There was but a single continent on the Paragaean map, ringed on the north, east, and west by tiny islands and archipelagos. In the middle of the continent was a body of water labeled “Inner Sea,” and bordering the landmass on all four sides a vast body labeled “Outer Ocean.”
“At first blush,” Hieronymus went on, “this world bears no especial resemblance to the Earth you and I know.” He reached over, plucked the globe from Leena’s hands, and held it just above the map’s surface. “But regard how the western coast of the continent resembles in gross detail the western extremity of the North American continent on Earth. And how the jutting peninsula of Parousia shares a remarkable similarity to the shape of India on terrestrial seas. A few short years before I myself was translated here to Paragaea, I chanced to reach a monograph by a German naturalist named Alexander von Humboldt, who noted a congruence between the bulging shape of South America’s eastern shore and the bight of Africa, and conjectured that the lands had once been joined. But now, if the continents of the Earth are mobile upon the planet’s surface, and can move about like ice floes in a melting lake, then so too might they continue to migrate, moving out of their familiar arrangements into ever stranger configurations. And if they did, mightn’t the resulting globe resemble in large part the shape of this Paragaean continent?”

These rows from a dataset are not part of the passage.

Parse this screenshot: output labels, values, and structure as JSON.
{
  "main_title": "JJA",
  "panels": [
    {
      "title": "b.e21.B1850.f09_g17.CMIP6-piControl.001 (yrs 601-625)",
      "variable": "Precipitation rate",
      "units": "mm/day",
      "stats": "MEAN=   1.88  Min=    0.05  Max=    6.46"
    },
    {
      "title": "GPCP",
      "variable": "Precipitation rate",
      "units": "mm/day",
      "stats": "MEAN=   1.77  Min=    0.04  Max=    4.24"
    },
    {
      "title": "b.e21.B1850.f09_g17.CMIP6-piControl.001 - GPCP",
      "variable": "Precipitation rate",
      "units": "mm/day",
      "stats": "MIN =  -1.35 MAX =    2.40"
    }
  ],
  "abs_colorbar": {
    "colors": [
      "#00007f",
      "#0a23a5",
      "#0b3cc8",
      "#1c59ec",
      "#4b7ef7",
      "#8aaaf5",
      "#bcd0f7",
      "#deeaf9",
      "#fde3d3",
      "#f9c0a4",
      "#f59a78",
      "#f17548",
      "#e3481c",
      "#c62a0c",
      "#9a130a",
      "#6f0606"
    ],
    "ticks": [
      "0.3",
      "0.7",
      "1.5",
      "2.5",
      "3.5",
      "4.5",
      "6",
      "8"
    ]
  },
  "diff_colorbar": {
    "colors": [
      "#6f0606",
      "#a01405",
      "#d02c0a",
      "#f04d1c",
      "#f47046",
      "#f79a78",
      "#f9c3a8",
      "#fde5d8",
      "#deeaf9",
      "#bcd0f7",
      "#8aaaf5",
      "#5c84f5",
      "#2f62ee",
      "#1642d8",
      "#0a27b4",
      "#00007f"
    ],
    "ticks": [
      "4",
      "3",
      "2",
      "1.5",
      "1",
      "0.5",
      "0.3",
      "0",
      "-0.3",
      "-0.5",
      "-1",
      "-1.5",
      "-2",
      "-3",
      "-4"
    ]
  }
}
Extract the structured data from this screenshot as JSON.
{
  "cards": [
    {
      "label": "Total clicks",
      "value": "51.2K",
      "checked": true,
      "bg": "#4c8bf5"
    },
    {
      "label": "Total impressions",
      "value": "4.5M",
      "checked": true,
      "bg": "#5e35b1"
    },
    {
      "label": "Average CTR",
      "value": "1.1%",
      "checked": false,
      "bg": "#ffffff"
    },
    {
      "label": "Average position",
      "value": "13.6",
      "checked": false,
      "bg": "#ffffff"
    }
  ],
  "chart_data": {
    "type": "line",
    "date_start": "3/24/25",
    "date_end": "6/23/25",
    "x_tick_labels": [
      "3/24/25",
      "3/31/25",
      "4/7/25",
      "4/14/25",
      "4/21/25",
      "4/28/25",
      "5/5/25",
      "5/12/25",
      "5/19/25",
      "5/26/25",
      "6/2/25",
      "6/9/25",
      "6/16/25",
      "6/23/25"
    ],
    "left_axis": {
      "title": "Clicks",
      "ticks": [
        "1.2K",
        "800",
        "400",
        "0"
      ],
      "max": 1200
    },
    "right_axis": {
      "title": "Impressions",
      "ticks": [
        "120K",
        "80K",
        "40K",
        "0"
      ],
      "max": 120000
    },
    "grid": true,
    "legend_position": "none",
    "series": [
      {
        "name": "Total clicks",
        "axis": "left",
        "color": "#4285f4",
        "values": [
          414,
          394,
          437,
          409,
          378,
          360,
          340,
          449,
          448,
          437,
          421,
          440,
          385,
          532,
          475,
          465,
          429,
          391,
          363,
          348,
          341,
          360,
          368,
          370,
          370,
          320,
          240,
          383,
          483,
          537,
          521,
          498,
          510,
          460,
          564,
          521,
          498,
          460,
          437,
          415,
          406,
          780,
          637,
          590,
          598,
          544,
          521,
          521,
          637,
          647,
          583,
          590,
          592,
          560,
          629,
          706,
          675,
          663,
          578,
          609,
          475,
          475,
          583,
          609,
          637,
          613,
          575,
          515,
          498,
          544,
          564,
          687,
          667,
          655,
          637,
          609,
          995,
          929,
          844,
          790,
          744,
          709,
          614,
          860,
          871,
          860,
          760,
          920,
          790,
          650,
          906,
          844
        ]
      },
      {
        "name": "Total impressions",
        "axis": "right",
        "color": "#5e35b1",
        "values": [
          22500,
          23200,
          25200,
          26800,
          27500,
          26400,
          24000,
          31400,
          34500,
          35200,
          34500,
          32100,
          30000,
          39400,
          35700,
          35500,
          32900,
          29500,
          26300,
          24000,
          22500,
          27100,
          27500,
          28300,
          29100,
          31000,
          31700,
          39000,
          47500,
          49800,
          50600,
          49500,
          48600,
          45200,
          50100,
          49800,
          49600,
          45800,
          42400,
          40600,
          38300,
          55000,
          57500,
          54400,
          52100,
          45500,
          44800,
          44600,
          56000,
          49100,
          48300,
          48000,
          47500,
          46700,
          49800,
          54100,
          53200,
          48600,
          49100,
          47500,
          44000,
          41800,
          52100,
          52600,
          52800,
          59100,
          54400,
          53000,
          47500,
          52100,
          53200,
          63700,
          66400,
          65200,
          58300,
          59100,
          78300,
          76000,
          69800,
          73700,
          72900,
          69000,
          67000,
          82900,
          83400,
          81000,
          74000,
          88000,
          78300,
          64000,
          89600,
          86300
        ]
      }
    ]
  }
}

Before Leena could answer, Balam called from the other side of their campsite.
“The rabbits are as palatable as they’ll ever be, Hero, and I fully expect that you’ll concede our wager with the first bite.”
Leena did not have the opportunity to answer Hieronymus’s theories on continental drift, nor Hieronymus to sample the jaguar man’s culinary treatment, for at that precise moment the trees to their immediate south exploded with a thunderous sound, and some massive shape thudded to the jungle floor only a few short meters away.
Hieronymus was on his feet at once, expertly stowing his map back in its tube and his globe back in its case in a matter of heartbeats, his hands then flying to the saber at his side, all before he’d even had a chance to register what the danger might be. By the time Leena had reached a standing position, Balam was at her side, knife drawn, and fangs and claws bared.
It took Leena’s eyes a brief moment to adjust to the gloom, having stared so long in the direction of the firelight, but the dim illumination cast by the still-flickering cook-fire aided somewhat.
There, only a few meters before them, hulked the massive form of a sloth, but not like any sloth Leena had ever seen, in life or in photograph. Laying supine on the ground, its muzzle pointed towards them, eyes blazing in the flickering firelight, this sloth was easily two meters from belly to back.
“What is?” Leena said, almost unable to breathe.
The sloth climbed slowly to its hind legs, standing almost as high as the surrounding trees, and brandished claws almost as long as Leena was tall.
“Trouble,” Hieronymus said simply, and tightened his grip on the saber.
Paragaea: A Planetary Romance © Monkeybrain, Inc.